Workers at a construction site in New Delhi.
Fiscal stimulus is the only way to jump start the country’s faltering economy now as there is very little ammunition left in the monetary policy to ignite a revival.
“Only fiscal policy can rekindle animal spirits at this juncture; the monetary policy has almost nil headroom,” the State Bank of India’s economic research wing said in an analysis of the Reserve Bank of India monetary policy committee’s decision last week to hold rates and persist with its accommodative stand.
“We firmly believe that even as the RBI has taken many measures to reinvigorate credit offtake, it continues to be low because corporate houses have deleveraged by repaying high-cost loans through funds raised through bond issuances. Corporate willingness for new investments remains low among all-pervasive uncertainty,” said the report.
Among the fiscal steps that the government could look at are reasonable cuts in fuel prices and GST tax waivers for stressed entities.
“The loss in revenue for growth collapse is not in the hands of the government and hence it may be worthwhile to support fiscal policy through tax adjustments. Otherwise, economic recovery will continue to be hamstrung with fuel prices at more than Rs 100 when the economy opens after lockdown,” the report said.
The report also suggested that the RBI ought to consider shifting the focus on 7-8 year papers while announcing its open market operations/G-SAP plans. “This will smoothen the yield curve and also reduce upward pressure on the benchmark yield. Additionally, the RBI can also come up with a prior calendar of bucket-wise maturity for G-SAP 2,” the report said.
It also said the RBI could buy more illiquid securities in each bucket which would allow banks to offload their held-to-maturity stocks and buy liquid ones.
Fitch Ratings on Monday said the plan to privatise two state-owned banks in the current financial year could face delays amid renewed challenges for the Indian banking sector because of the second wave of Covid-19.
The government in the Budget announced plans to privatise two public-sector banks. Niti Aayog has been entrusted with the task of selecting the banks and one general insurance company for the privatisation.

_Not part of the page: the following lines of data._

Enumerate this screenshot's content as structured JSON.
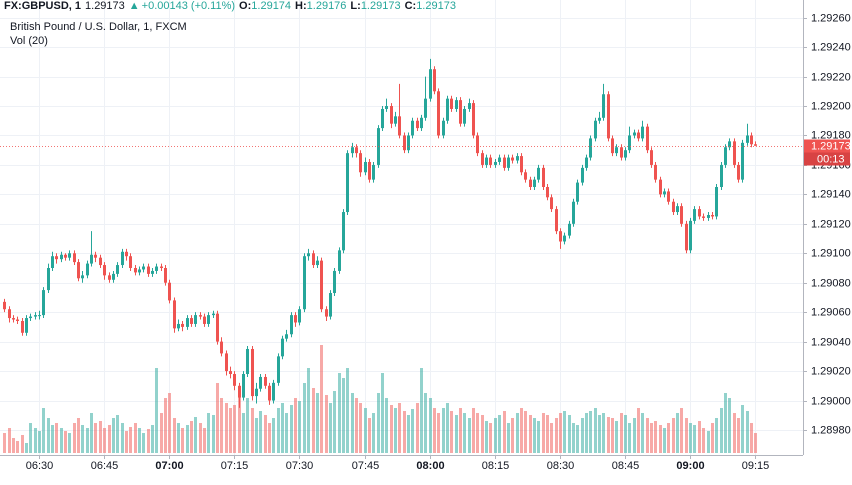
{
  "chart_data": {
    "type": "candlestick",
    "header": {
      "symbol": "FX:GBPUSD, 1",
      "last": "1.29173",
      "arrow": "▲",
      "change": "+0.00143 (+0.11%)",
      "ohlc": [
        {
          "label": "O:",
          "value": "1.29174"
        },
        {
          "label": "H:",
          "value": "1.29176"
        },
        {
          "label": "L:",
          "value": "1.29173"
        },
        {
          "label": "C:",
          "value": "1.29173"
        }
      ]
    },
    "title": "British Pound / U.S. Dollar, 1, FXCM",
    "volume_label": "Vol (20)",
    "up_color": "#26a69a",
    "down_color": "#ef5350",
    "last_price": 1.29173,
    "countdown": "00:13",
    "ylim": [
      1.28963,
      1.29272
    ],
    "yticks": [
      {
        "value": 1.2898,
        "label": "1.28980"
      },
      {
        "value": 1.29,
        "label": "1.29000"
      },
      {
        "value": 1.2902,
        "label": "1.29020"
      },
      {
        "value": 1.2904,
        "label": "1.29040"
      },
      {
        "value": 1.2906,
        "label": "1.29060"
      },
      {
        "value": 1.2908,
        "label": "1.29080"
      },
      {
        "value": 1.291,
        "label": "1.29100"
      },
      {
        "value": 1.2912,
        "label": "1.29120"
      },
      {
        "value": 1.2914,
        "label": "1.29140"
      },
      {
        "value": 1.2916,
        "label": "1.29160"
      },
      {
        "value": 1.2918,
        "label": "1.29180"
      },
      {
        "value": 1.292,
        "label": "1.29200"
      },
      {
        "value": 1.2922,
        "label": "1.29220"
      },
      {
        "value": 1.2924,
        "label": "1.29240"
      },
      {
        "value": 1.2926,
        "label": "1.29260"
      }
    ],
    "xlim": [
      -1,
      184
    ],
    "xticks": [
      {
        "value": 8,
        "label": "06:30"
      },
      {
        "value": 23,
        "label": "06:45"
      },
      {
        "value": 38,
        "label": "07:00",
        "bold": true
      },
      {
        "value": 53,
        "label": "07:15"
      },
      {
        "value": 68,
        "label": "07:30"
      },
      {
        "value": 83,
        "label": "07:45"
      },
      {
        "value": 98,
        "label": "08:00",
        "bold": true
      },
      {
        "value": 113,
        "label": "08:15"
      },
      {
        "value": 128,
        "label": "08:30"
      },
      {
        "value": 143,
        "label": "08:45"
      },
      {
        "value": 158,
        "label": "09:00",
        "bold": true
      },
      {
        "value": 173,
        "label": "09:15"
      }
    ],
    "candles": [
      [
        1.29067,
        1.29069,
        1.2906,
        1.29062
      ],
      [
        1.29062,
        1.29064,
        1.29053,
        1.29056
      ],
      [
        1.29056,
        1.29058,
        1.29053,
        1.29055
      ],
      [
        1.29055,
        1.29057,
        1.29052,
        1.29054
      ],
      [
        1.29054,
        1.29056,
        1.29044,
        1.29046
      ],
      [
        1.29046,
        1.29058,
        1.29044,
        1.29056
      ],
      [
        1.29056,
        1.29059,
        1.29054,
        1.29057
      ],
      [
        1.29057,
        1.2906,
        1.29055,
        1.29058
      ],
      [
        1.29058,
        1.29061,
        1.29055,
        1.29058
      ],
      [
        1.29058,
        1.29077,
        1.29056,
        1.29075
      ],
      [
        1.29075,
        1.29093,
        1.29073,
        1.2909
      ],
      [
        1.2909,
        1.29101,
        1.29088,
        1.29098
      ],
      [
        1.29098,
        1.291,
        1.29093,
        1.29096
      ],
      [
        1.29096,
        1.29101,
        1.29094,
        1.29099
      ],
      [
        1.29099,
        1.291,
        1.29095,
        1.29097
      ],
      [
        1.29097,
        1.29102,
        1.29095,
        1.291
      ],
      [
        1.291,
        1.29102,
        1.29092,
        1.29094
      ],
      [
        1.29094,
        1.29096,
        1.29081,
        1.29083
      ],
      [
        1.29083,
        1.29088,
        1.2908,
        1.29085
      ],
      [
        1.29085,
        1.29095,
        1.29083,
        1.29093
      ],
      [
        1.29093,
        1.29115,
        1.29091,
        1.29099
      ],
      [
        1.29099,
        1.29101,
        1.29094,
        1.29097
      ],
      [
        1.29097,
        1.29099,
        1.2909,
        1.29092
      ],
      [
        1.29092,
        1.29094,
        1.29082,
        1.29085
      ],
      [
        1.29085,
        1.29087,
        1.2908,
        1.29082
      ],
      [
        1.29082,
        1.29088,
        1.2908,
        1.29086
      ],
      [
        1.29086,
        1.29094,
        1.29084,
        1.29092
      ],
      [
        1.29092,
        1.29103,
        1.2909,
        1.29101
      ],
      [
        1.29101,
        1.29103,
        1.29095,
        1.29098
      ],
      [
        1.29098,
        1.291,
        1.29088,
        1.2909
      ],
      [
        1.2909,
        1.29092,
        1.29085,
        1.29087
      ],
      [
        1.29087,
        1.29091,
        1.29085,
        1.29089
      ],
      [
        1.29089,
        1.29093,
        1.29087,
        1.29091
      ],
      [
        1.29091,
        1.29093,
        1.29084,
        1.29086
      ],
      [
        1.29086,
        1.2909,
        1.29084,
        1.29088
      ],
      [
        1.29088,
        1.29093,
        1.29086,
        1.29091
      ],
      [
        1.29091,
        1.29093,
        1.29088,
        1.2909
      ],
      [
        1.2909,
        1.29092,
        1.29078,
        1.2908
      ],
      [
        1.2908,
        1.29082,
        1.29066,
        1.29068
      ],
      [
        1.29068,
        1.2907,
        1.29046,
        1.29049
      ],
      [
        1.29049,
        1.29055,
        1.29047,
        1.29052
      ],
      [
        1.29052,
        1.29054,
        1.29047,
        1.2905
      ],
      [
        1.2905,
        1.29058,
        1.29048,
        1.29056
      ],
      [
        1.29056,
        1.29058,
        1.2905,
        1.29052
      ],
      [
        1.29052,
        1.2906,
        1.2905,
        1.29058
      ],
      [
        1.29058,
        1.2906,
        1.29055,
        1.29057
      ],
      [
        1.29057,
        1.29059,
        1.2905,
        1.29052
      ],
      [
        1.29052,
        1.2906,
        1.2905,
        1.29058
      ],
      [
        1.29058,
        1.29061,
        1.29056,
        1.29059
      ],
      [
        1.29059,
        1.29061,
        1.29038,
        1.2904
      ],
      [
        1.2904,
        1.29043,
        1.2903,
        1.29032
      ],
      [
        1.29032,
        1.29034,
        1.29017,
        1.2902
      ],
      [
        1.2902,
        1.29023,
        1.29015,
        1.29018
      ],
      [
        1.29018,
        1.2902,
        1.29007,
        1.2901
      ],
      [
        1.2901,
        1.29012,
        1.28995,
        1.29002
      ],
      [
        1.29002,
        1.2902,
        1.29,
        1.29018
      ],
      [
        1.29018,
        1.29037,
        1.29016,
        1.29035
      ],
      [
        1.29035,
        1.29037,
        1.29,
        1.29003
      ],
      [
        1.29003,
        1.29012,
        1.28998,
        1.29008
      ],
      [
        1.29008,
        1.29018,
        1.29006,
        1.29016
      ],
      [
        1.29016,
        1.29018,
        1.29008,
        1.2901
      ],
      [
        1.2901,
        1.29012,
        1.28997,
        1.29
      ],
      [
        1.29,
        1.29014,
        1.28998,
        1.29012
      ],
      [
        1.29012,
        1.29032,
        1.2901,
        1.2903
      ],
      [
        1.2903,
        1.29044,
        1.29028,
        1.29042
      ],
      [
        1.29042,
        1.29048,
        1.2904,
        1.29045
      ],
      [
        1.29045,
        1.2906,
        1.29043,
        1.29058
      ],
      [
        1.29058,
        1.2906,
        1.2905,
        1.29053
      ],
      [
        1.29053,
        1.29064,
        1.29051,
        1.29062
      ],
      [
        1.29062,
        1.291,
        1.2906,
        1.29098
      ],
      [
        1.29098,
        1.29103,
        1.29095,
        1.291
      ],
      [
        1.291,
        1.29102,
        1.2909,
        1.29092
      ],
      [
        1.29092,
        1.29098,
        1.2909,
        1.29095
      ],
      [
        1.29095,
        1.29097,
        1.2906,
        1.29062
      ],
      [
        1.29062,
        1.29064,
        1.29054,
        1.29057
      ],
      [
        1.29057,
        1.29075,
        1.29055,
        1.29073
      ],
      [
        1.29073,
        1.2909,
        1.29071,
        1.29088
      ],
      [
        1.29088,
        1.29104,
        1.29086,
        1.29102
      ],
      [
        1.29102,
        1.2913,
        1.291,
        1.29128
      ],
      [
        1.29128,
        1.2917,
        1.29126,
        1.29168
      ],
      [
        1.29168,
        1.29175,
        1.29165,
        1.29172
      ],
      [
        1.29172,
        1.29174,
        1.29165,
        1.29168
      ],
      [
        1.29168,
        1.2917,
        1.29152,
        1.29155
      ],
      [
        1.29155,
        1.29165,
        1.29153,
        1.29162
      ],
      [
        1.29162,
        1.29164,
        1.29148,
        1.2915
      ],
      [
        1.2915,
        1.29162,
        1.29148,
        1.2916
      ],
      [
        1.2916,
        1.29187,
        1.29158,
        1.29185
      ],
      [
        1.29185,
        1.292,
        1.29183,
        1.29198
      ],
      [
        1.29198,
        1.29205,
        1.29196,
        1.292
      ],
      [
        1.292,
        1.29202,
        1.29185,
        1.29188
      ],
      [
        1.29188,
        1.29196,
        1.29186,
        1.29193
      ],
      [
        1.29193,
        1.29215,
        1.29178,
        1.2918
      ],
      [
        1.2918,
        1.29182,
        1.29168,
        1.2917
      ],
      [
        1.2917,
        1.29182,
        1.29168,
        1.2918
      ],
      [
        1.2918,
        1.29192,
        1.29178,
        1.2919
      ],
      [
        1.2919,
        1.29192,
        1.29183,
        1.29185
      ],
      [
        1.29185,
        1.29194,
        1.29183,
        1.29192
      ],
      [
        1.29192,
        1.2922,
        1.2919,
        1.29205
      ],
      [
        1.29205,
        1.29232,
        1.29203,
        1.29225
      ],
      [
        1.29225,
        1.29227,
        1.29208,
        1.2921
      ],
      [
        1.2921,
        1.29212,
        1.29178,
        1.2918
      ],
      [
        1.2918,
        1.29192,
        1.29178,
        1.2919
      ],
      [
        1.2919,
        1.29207,
        1.29188,
        1.29205
      ],
      [
        1.29205,
        1.29207,
        1.29196,
        1.29198
      ],
      [
        1.29198,
        1.29206,
        1.29196,
        1.29204
      ],
      [
        1.29204,
        1.29206,
        1.29186,
        1.29188
      ],
      [
        1.29188,
        1.292,
        1.29186,
        1.29198
      ],
      [
        1.29198,
        1.29205,
        1.29196,
        1.29202
      ],
      [
        1.29202,
        1.29204,
        1.29178,
        1.2918
      ],
      [
        1.2918,
        1.29182,
        1.29166,
        1.29168
      ],
      [
        1.29168,
        1.2917,
        1.29158,
        1.2916
      ],
      [
        1.2916,
        1.29167,
        1.29158,
        1.29165
      ],
      [
        1.29165,
        1.29167,
        1.29158,
        1.2916
      ],
      [
        1.2916,
        1.29164,
        1.29158,
        1.29162
      ],
      [
        1.29162,
        1.29167,
        1.2916,
        1.29165
      ],
      [
        1.29165,
        1.29167,
        1.29156,
        1.29158
      ],
      [
        1.29158,
        1.29167,
        1.29156,
        1.29165
      ],
      [
        1.29165,
        1.29167,
        1.29161,
        1.29163
      ],
      [
        1.29163,
        1.29168,
        1.29161,
        1.29166
      ],
      [
        1.29166,
        1.29168,
        1.29153,
        1.29155
      ],
      [
        1.29155,
        1.29157,
        1.29148,
        1.2915
      ],
      [
        1.2915,
        1.29152,
        1.29143,
        1.29145
      ],
      [
        1.29145,
        1.29152,
        1.29143,
        1.2915
      ],
      [
        1.2915,
        1.2916,
        1.29148,
        1.29158
      ],
      [
        1.29158,
        1.2916,
        1.29143,
        1.29145
      ],
      [
        1.29145,
        1.29147,
        1.29136,
        1.29138
      ],
      [
        1.29138,
        1.2914,
        1.29128,
        1.2913
      ],
      [
        1.2913,
        1.29132,
        1.29113,
        1.29115
      ],
      [
        1.29115,
        1.29117,
        1.29103,
        1.29108
      ],
      [
        1.29108,
        1.29114,
        1.29106,
        1.29112
      ],
      [
        1.29112,
        1.29122,
        1.2911,
        1.2912
      ],
      [
        1.2912,
        1.29137,
        1.29118,
        1.29135
      ],
      [
        1.29135,
        1.2915,
        1.29133,
        1.29148
      ],
      [
        1.29148,
        1.2916,
        1.29146,
        1.29158
      ],
      [
        1.29158,
        1.29167,
        1.29156,
        1.29165
      ],
      [
        1.29165,
        1.2918,
        1.29163,
        1.29178
      ],
      [
        1.29178,
        1.29192,
        1.29176,
        1.2919
      ],
      [
        1.2919,
        1.29196,
        1.29188,
        1.29192
      ],
      [
        1.29192,
        1.29215,
        1.2919,
        1.29208
      ],
      [
        1.29208,
        1.2921,
        1.29176,
        1.29178
      ],
      [
        1.29178,
        1.2918,
        1.29166,
        1.29168
      ],
      [
        1.29168,
        1.29174,
        1.29166,
        1.29172
      ],
      [
        1.29172,
        1.29174,
        1.29163,
        1.29165
      ],
      [
        1.29165,
        1.29172,
        1.29163,
        1.2917
      ],
      [
        1.2917,
        1.29186,
        1.29168,
        1.2918
      ],
      [
        1.2918,
        1.29184,
        1.29178,
        1.29182
      ],
      [
        1.29182,
        1.29184,
        1.29176,
        1.29178
      ],
      [
        1.29178,
        1.2919,
        1.29176,
        1.29186
      ],
      [
        1.29186,
        1.29188,
        1.29168,
        1.2917
      ],
      [
        1.2917,
        1.29172,
        1.29158,
        1.2916
      ],
      [
        1.2916,
        1.29162,
        1.29148,
        1.2915
      ],
      [
        1.2915,
        1.29152,
        1.29138,
        1.2914
      ],
      [
        1.2914,
        1.29144,
        1.29138,
        1.29142
      ],
      [
        1.29142,
        1.29144,
        1.29133,
        1.29135
      ],
      [
        1.29135,
        1.29137,
        1.29126,
        1.29128
      ],
      [
        1.29128,
        1.29134,
        1.29126,
        1.29132
      ],
      [
        1.29132,
        1.29134,
        1.29118,
        1.2912
      ],
      [
        1.2912,
        1.29122,
        1.291,
        1.29102
      ],
      [
        1.29102,
        1.29124,
        1.291,
        1.29122
      ],
      [
        1.29122,
        1.29132,
        1.2912,
        1.2913
      ],
      [
        1.2913,
        1.29132,
        1.29123,
        1.29125
      ],
      [
        1.29125,
        1.29127,
        1.29122,
        1.29124
      ],
      [
        1.29124,
        1.29128,
        1.29122,
        1.29126
      ],
      [
        1.29126,
        1.29128,
        1.29123,
        1.29125
      ],
      [
        1.29125,
        1.29147,
        1.29123,
        1.29145
      ],
      [
        1.29145,
        1.29162,
        1.29143,
        1.2916
      ],
      [
        1.2916,
        1.29174,
        1.29158,
        1.29172
      ],
      [
        1.29172,
        1.29178,
        1.2917,
        1.29176
      ],
      [
        1.29176,
        1.29178,
        1.29158,
        1.2916
      ],
      [
        1.2916,
        1.29162,
        1.29148,
        1.2915
      ],
      [
        1.2915,
        1.29177,
        1.29148,
        1.29175
      ],
      [
        1.29175,
        1.29188,
        1.29173,
        1.2918
      ],
      [
        1.2918,
        1.29182,
        1.29172,
        1.29174
      ],
      [
        1.29174,
        1.29176,
        1.29173,
        1.29173
      ]
    ],
    "volumes": [
      20,
      25,
      15,
      12,
      18,
      10,
      30,
      25,
      22,
      45,
      35,
      28,
      30,
      25,
      22,
      20,
      30,
      35,
      28,
      25,
      40,
      30,
      32,
      25,
      28,
      35,
      38,
      30,
      22,
      26,
      30,
      25,
      20,
      24,
      28,
      85,
      40,
      55,
      60,
      35,
      30,
      25,
      28,
      32,
      36,
      30,
      25,
      40,
      38,
      70,
      55,
      50,
      45,
      48,
      60,
      40,
      55,
      45,
      35,
      42,
      38,
      30,
      35,
      45,
      50,
      40,
      48,
      55,
      52,
      70,
      85,
      65,
      60,
      108,
      58,
      50,
      62,
      80,
      75,
      85,
      60,
      55,
      50,
      45,
      35,
      40,
      60,
      80,
      55,
      48,
      45,
      50,
      42,
      38,
      44,
      50,
      85,
      60,
      55,
      45,
      40,
      45,
      50,
      42,
      38,
      45,
      40,
      35,
      45,
      40,
      38,
      32,
      30,
      35,
      38,
      42,
      30,
      35,
      40,
      45,
      42,
      38,
      35,
      32,
      40,
      38,
      30,
      35,
      40,
      42,
      38,
      30,
      28,
      35,
      40,
      42,
      45,
      38,
      40,
      36,
      35,
      32,
      40,
      38,
      30,
      35,
      45,
      40,
      35,
      30,
      32,
      28,
      25,
      30,
      35,
      40,
      45,
      35,
      30,
      28,
      32,
      25,
      22,
      30,
      35,
      45,
      60,
      55,
      40,
      35,
      48,
      42,
      30,
      20
    ]
  }
}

“The bold move to privatise state-run banks faces risk from political opposition and structural challenges, including heightened balance-sheet stress from the pandemic, which is likely to keep bank performance subdued for the next two to three years,” it added.
CV sales volume
The intense second wave of Covid-19 will limit growth in the volume of sales of domestic commercial vehicles to 23-28 per cent this fiscal compared with 32-37 per cent expected prior to its onset. Volume growth had hit a decadal low last fiscal, Crisil Rating said in a report.
Credit metrics of CV makers are expected to improve as margins expand on better capacity utilisation and product mix. The CV market saw two consecutive fiscals of steep volume decline (29 per cent and 21 per cent in 2020 and 2021, respectively), following multiple headwinds such as revised axle norms, BS-VI transition, and the pandemic.
While a sharp recovery from the lows was on the cards this fiscal, it will be constrained by a weak first quarter because of the pandemic. In April, freight rates fell 20 per cent month-on-month even as diesel prices remained elevated, hurting fleet operators.